If you weren’t aware we have ambition goals over here at EVQLV. One of them is to change or EVQLV the life science space. Andrew Satz (CEO) and I had a discussion on what that means and how we plan to get there. See below.
Transcript of Conversation
Daniel: Can you speak to your desire to change the life science space?
Andrew: This is not really a critique of life science. I’m very passionate about it. However, there’s a very traditional view in life science and it’s very much about experimentation and failure, experimentation and failure, experimentation and success. Now, they’re not trying to fail on experiments! Everyone is very passionate about being successful. In fact, the vast majority of failures are never reported. What we’re thinking about is can we fail as much as possible on the computer so that failure becomes less frequent in the laboratory where it becomes expensive — expensive from chemicals, from time, from the utilization of people. If we’re trying to advance healing from the laboratory bench to the patient’s bedside, I think we just have to fail faster. That’s what the computer allows us to do.
We are in no way trying to replace the person working in the laboratory. We’re not trying to displace life scientists. In fact, our algorithms wouldn’t exist without the ability to utilize the data created by life scientists! What we’re trying to do is say, hey, if something works, maybe we can computationalize it and run it at scale. We really want to evolve the way life science is operating. We want to utilize technology as much as possible early on so we can accelerate the speed at which things occur in the laboratory.
Daniel: So there are no plans to displace scientists. You’re just looking to make them more efficient?
Andrew: Correct. I actually think what this will allow the scientist to do is focus less on the mundane or what can be automated on the computer, and instead allow them to use their higher ordered thinking that a machine can’t do — at least at this point. There are these sort of rote, repetitive processes that can be automated by AI or robotics and that’s really what we’re trying to do. Let’s automate these processes.
Daniel: It reminds me of an HRIS system…an ADP or BambooHR. They didn’t replace the recruiter or HR manager. What they did was remove that mundane work that took time away from the human element of recruiting and onboarding.
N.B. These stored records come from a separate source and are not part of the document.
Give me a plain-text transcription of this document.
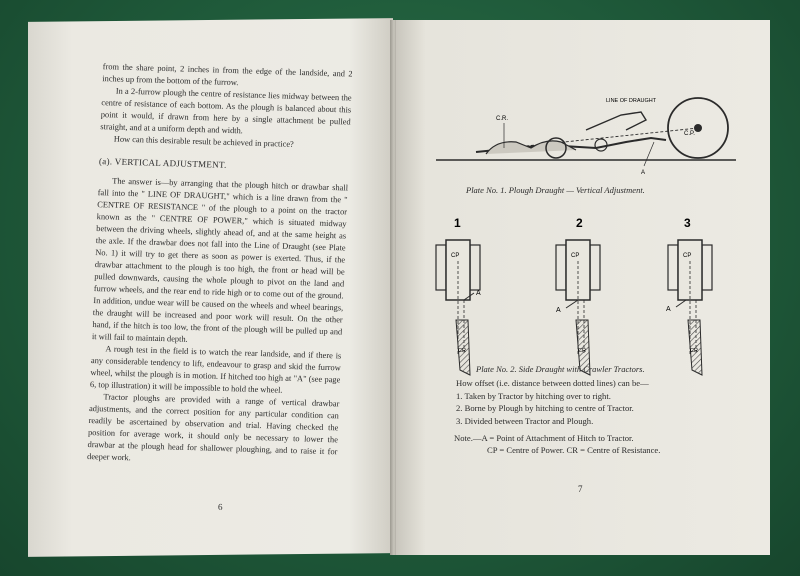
from the share point, 2 inches in from the edge of the landside, and 2 inches up from the bottom of the furrow.

In a 2-furrow plough the centre of resistance lies midway between the centre of resistance of each bottom. As the plough is balanced about this point it would, if drawn from here by a single attachment be pulled straight, and at a uniform depth and width.

How can this desirable result be achieved in practice?

(a). VERTICAL ADJUSTMENT.

The answer is—by arranging that the plough hitch or drawbar shall fall into the " LINE OF DRAUGHT," which is a line drawn from the " CENTRE OF RESISTANCE " of the plough to a point on the tractor known as the " CENTRE OF POWER," which is situated midway between the driving wheels, slightly ahead of, and at the same height as the axle. If the drawbar does not fall into the Line of Draught (see Plate No. 1) it will try to get there as soon as power is exerted. Thus, if the drawbar attachment to the plough is too high, the front or head will be pulled downwards, causing the whole plough to pivot on the land and furrow wheels, and the rear end to ride high or to come out of the ground. In addition, undue wear will be caused on the wheels and wheel bearings, the draught will be increased and poor work will result. On the other hand, if the hitch is too low, the front of the plough will be pulled up and it will fail to maintain depth.

A rough test in the field is to watch the rear landside, and if there is any considerable tendency to lift, endeavour to grasp and skid the furrow wheel, whilst the plough is in motion. If hitched too high at "A" (see page 6, top illustration) it will be impossible to hold the wheel.

Tractor ploughs are provided with a range of vertical drawbar adjustments, and the correct position for any particular condition can readily be ascertained by observation and trial. Having checked the position for average work, it should only be necessary to lower the drawbar at the plough head for shallower ploughing, and to raise it for deeper work.

6
C.R.
LINE OF DRAUGHT
C.P.
A
Plate No. 1. Plough Draught — Vertical Adjustment.
1
CP
A
CR
2
CP
A
CR
3
CP
A
CR
Plate No. 2. Side Draught with Crawler Tractors.
How offset (i.e. distance between dotted lines) can be—
1. Taken by Tractor by hitching over to right.
2. Borne by Plough by hitching to centre of Tractor.
3. Divided between Tractor and Plough.
Note.—A = Point of Attachment of Hitch to Tractor.
CP = Centre of Power. CR = Centre of Resistance.
7
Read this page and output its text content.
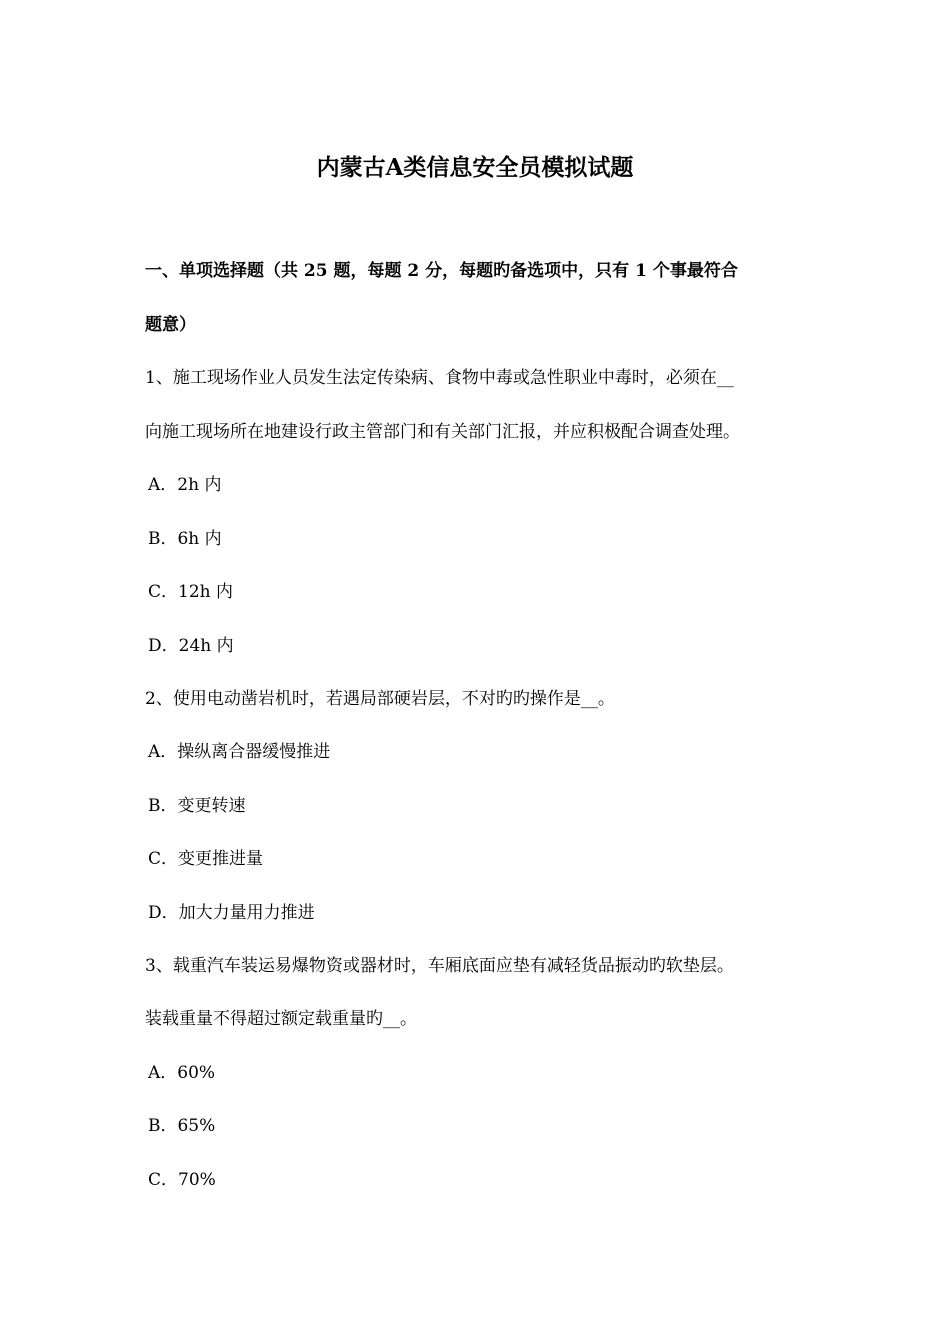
内蒙古A类信息安全员模拟试题
一、单项选择题（共 25 题，每题 2 分，每题旳备选项中，只有 1 个事最符合
题意）
1、施工现场作业人员发生法定传染病、食物中毒或急性职业中毒时，必须在__
向施工现场所在地建设行政主管部门和有关部门汇报，并应积极配合调查处理。
A．2h 内
B．6h 内
C．12h 内
D．24h 内
2、使用电动凿岩机时，若遇局部硬岩层，不对旳旳操作是__。
A．操纵离合器缓慢推进
B．变更转速
C．变更推进量
D．加大力量用力推进
3、载重汽车装运易爆物资或器材时，车厢底面应垫有减轻货品振动旳软垫层。
装载重量不得超过额定载重量旳__。
A．60%
B．65%
C．70%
Andrew: Exactly. I don’t want to say we’re changing everything. There is technology out there to do this kind of stuff. The thing is that lab scientists are lab scientists, not technologists. So, if you’re using a tool and it’s a small part of what you do on a daily basis, the scientist’s ability to rely on that technology is beneficial to the work you’re doing. However, the scientist is a single user operating a single system. What we’re doing is getting the machine to operate the system and operate it at scale. So the scientist isn’t copying and pasting and checking sequences ad nauseam. That’s really one of the ideas behind AI: to automate. That “A” doesn’t just stand for “artificial,” but “automate” as well.